When I do that, I get launch errors, signified by a printout of !. Skipping the launch error cases, all of my in-kernel checking of P1[m] vs. m passes (I get no * printout at all.)
#include <stdio.h>
#define K 6
#define BLOCK_SIZE 256
#define gpuErrchk(ans) { gpuAssert((ans), __FILE__, __LINE__); }
inline void gpuAssert(cudaError_t code, char *file, int line, bool abort=true)
{
if (code != cudaSuccess)
{
fprintf(stderr,"GPUassert: %s %s %d\n", cudaGetErrorString(code), file, line);
if (abort) { exit(code); }
}
}
int iDivUp(int a, int b) { return ((a % b) != 0) ? (a / b + 1) : (a / b); }
__global__ void child_kernel(unsigned long long* P1)
{
int m = threadIdx.x;
P1[m] = (unsigned long long)m;
}
__global__ void parent_kernel(double* __restrict__ x, int M)
{
int i = threadIdx.x + blockDim.x * blockIdx.x;
if(i<M) {
unsigned long long* P1 = new unsigned long long[13];
dim3 dimBlock(2*K+1,1); dim3 dimGrid(1,1);
__syncthreads();
child_kernel<<<dimGrid,dimBlock>>>(P1);
cudaDeviceSynchronize();
cudaError_t err = cudaGetLastError();
if (err != cudaSuccess) printf("!");
else for(unsigned long long m=0; m<dimBlock.x; m++) if (P1[m] != m) printf("*");
}
}
int main() {
const int M = 19000;
//gpuErrchk(cudaSetDevice(0));
double* x = (double*)malloc(M*sizeof(double));
for (int i=0; i<M; i++) x[i] = (double)i;
double* d_x; gpuErrchk(cudaMalloc((void**)&d_x,M*sizeof(double)));
gpuErrchk(cudaMemcpy(d_x,x,M*sizeof(double),cudaMemcpyHostToDevice));
dim3 dimBlock(BLOCK_SIZE,1); dim3 dimGrid(iDivUp(M,BLOCK_SIZE));
parent_kernel<<<dimGrid,dimBlock>>>(d_x,M);
gpuErrchk(cudaPeekAtLastError());
gpuErrchk(cudaDeviceSynchronize());
return 0;
}
Feel free to add further decoding of the err variable in the parent kernel to convince yourself that you are exceeding the launch pending limit.
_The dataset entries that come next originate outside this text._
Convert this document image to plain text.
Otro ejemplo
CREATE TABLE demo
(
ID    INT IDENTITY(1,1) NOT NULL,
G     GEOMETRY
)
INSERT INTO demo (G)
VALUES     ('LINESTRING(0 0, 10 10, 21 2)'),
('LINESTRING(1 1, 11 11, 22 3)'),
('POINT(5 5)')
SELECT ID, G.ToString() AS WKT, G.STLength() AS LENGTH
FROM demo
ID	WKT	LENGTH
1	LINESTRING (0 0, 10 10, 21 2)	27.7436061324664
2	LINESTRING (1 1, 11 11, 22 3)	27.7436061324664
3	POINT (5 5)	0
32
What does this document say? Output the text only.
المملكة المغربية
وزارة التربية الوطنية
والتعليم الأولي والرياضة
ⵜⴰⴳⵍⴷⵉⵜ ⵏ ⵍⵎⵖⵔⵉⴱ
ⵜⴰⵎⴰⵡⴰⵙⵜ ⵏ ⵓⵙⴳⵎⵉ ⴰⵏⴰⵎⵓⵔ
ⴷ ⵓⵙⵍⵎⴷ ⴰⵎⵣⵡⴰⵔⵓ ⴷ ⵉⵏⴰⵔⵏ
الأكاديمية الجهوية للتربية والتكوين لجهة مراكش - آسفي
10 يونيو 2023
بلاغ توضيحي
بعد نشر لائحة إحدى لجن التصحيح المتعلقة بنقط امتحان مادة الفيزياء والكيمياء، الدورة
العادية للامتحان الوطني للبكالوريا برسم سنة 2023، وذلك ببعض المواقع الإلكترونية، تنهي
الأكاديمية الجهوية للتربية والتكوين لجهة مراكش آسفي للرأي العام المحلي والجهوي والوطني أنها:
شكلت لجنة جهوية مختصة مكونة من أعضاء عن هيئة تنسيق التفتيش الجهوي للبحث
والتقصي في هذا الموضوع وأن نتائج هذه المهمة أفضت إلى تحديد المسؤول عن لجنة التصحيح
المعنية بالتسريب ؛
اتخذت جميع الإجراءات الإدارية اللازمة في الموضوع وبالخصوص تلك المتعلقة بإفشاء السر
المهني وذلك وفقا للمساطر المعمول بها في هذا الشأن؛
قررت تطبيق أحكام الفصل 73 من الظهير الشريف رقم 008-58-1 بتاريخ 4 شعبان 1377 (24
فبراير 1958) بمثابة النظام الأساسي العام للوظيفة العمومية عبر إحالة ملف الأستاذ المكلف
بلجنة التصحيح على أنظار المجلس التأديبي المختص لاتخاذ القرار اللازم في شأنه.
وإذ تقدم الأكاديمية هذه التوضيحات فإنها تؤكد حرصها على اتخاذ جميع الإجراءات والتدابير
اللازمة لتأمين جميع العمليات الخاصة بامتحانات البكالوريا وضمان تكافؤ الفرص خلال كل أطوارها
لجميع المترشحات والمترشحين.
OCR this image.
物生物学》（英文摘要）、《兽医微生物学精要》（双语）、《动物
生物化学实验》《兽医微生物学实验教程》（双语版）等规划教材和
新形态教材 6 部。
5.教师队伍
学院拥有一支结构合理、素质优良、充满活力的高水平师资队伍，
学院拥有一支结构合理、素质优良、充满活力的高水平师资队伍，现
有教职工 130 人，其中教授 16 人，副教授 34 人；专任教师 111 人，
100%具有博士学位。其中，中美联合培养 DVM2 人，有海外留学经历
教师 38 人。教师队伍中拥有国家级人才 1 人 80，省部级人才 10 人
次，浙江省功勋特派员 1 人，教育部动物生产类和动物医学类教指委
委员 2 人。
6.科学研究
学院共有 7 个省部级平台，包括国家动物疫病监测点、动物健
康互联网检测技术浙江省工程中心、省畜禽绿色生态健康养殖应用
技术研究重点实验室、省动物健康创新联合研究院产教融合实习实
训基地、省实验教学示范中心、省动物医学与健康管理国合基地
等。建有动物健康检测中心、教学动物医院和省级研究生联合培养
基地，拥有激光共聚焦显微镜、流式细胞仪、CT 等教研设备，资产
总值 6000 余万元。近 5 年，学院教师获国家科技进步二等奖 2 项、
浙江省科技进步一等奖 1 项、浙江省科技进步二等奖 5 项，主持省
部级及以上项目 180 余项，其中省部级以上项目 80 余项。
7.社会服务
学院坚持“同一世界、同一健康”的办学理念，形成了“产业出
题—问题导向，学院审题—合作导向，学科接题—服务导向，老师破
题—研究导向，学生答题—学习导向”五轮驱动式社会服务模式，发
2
As another test, you can set M to 2048 instead of 19000 in your host code, and all the ! printouts go away. (launch pending limit default == 2048)
As I've stated in the comments, I think the uncorrectable ECC error is a separate issue, and I suggest trying the driver 321.01 that I linked in the comments.